Rêber Apo’nun İmralı’daki 25 yıllık direnişi bugün en üst aşamadadır. Faşist AKP-MHP hükümeti de Rêber Apo’ya, Kurdistan gerillasına, Kürt halkına, zindandaki direnişçilere ve siyasi alandaki tüm demokratik kurumlara karşı soykırım siyaseti yürütüyor. Bunu çok iyi görmemiz lazım; Kürt sorunu, demokrasi sorunu, Rêber Apo’ya karşı sergilenen tutumla bağlantılıdır. Bu anlaşılmadığı taktirde ne yapılırsa yapılsın sonuçsuz kalacaktır. Komplonun asıl amacı Rêber Apo’nun imha edilmesiydi. 9 Ekim 1998 yılında Rêber Apo Suriye’den çıktı.

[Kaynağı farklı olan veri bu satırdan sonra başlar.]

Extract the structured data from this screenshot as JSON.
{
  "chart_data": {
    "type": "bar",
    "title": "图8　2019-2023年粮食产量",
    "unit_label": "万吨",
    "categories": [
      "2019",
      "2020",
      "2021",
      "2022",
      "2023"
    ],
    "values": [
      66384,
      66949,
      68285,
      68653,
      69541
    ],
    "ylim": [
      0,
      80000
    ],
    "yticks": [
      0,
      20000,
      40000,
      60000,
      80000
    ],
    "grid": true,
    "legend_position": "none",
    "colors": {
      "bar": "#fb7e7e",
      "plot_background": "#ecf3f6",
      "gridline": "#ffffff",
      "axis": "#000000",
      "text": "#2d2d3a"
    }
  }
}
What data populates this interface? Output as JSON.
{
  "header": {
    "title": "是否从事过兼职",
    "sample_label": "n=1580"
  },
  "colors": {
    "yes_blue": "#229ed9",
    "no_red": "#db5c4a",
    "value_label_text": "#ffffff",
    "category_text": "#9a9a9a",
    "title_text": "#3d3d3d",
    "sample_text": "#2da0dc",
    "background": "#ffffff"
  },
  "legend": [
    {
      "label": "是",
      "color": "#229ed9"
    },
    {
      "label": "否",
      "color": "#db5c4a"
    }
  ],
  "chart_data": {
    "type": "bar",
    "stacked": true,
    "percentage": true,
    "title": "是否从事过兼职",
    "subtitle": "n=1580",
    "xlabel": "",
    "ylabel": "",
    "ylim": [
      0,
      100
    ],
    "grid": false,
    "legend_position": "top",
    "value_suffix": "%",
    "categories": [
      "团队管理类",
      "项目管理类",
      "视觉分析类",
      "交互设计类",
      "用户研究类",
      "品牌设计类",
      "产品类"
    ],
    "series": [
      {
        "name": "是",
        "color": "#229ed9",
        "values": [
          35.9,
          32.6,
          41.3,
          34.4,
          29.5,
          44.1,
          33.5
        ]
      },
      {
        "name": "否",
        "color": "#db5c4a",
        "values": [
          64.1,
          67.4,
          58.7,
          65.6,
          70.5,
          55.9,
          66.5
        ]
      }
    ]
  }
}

9 Ekim aynı zamanda Che Guevara’nın da yaşamını yitirdiği gündür. Che Guevara 20’nci yüzyılın örnek devrimcisidir. Rêber Apo’nun Türk devletine teslim edildiği 15 Şubat Kürt halkına yönelik soykırımın günüdür. Bu önemli bir tarihtir çünkü 15 Şubat 1925 yılında bilindiği gibi Şêx Seîd tarafından büyük bir mücadele başlatıldı.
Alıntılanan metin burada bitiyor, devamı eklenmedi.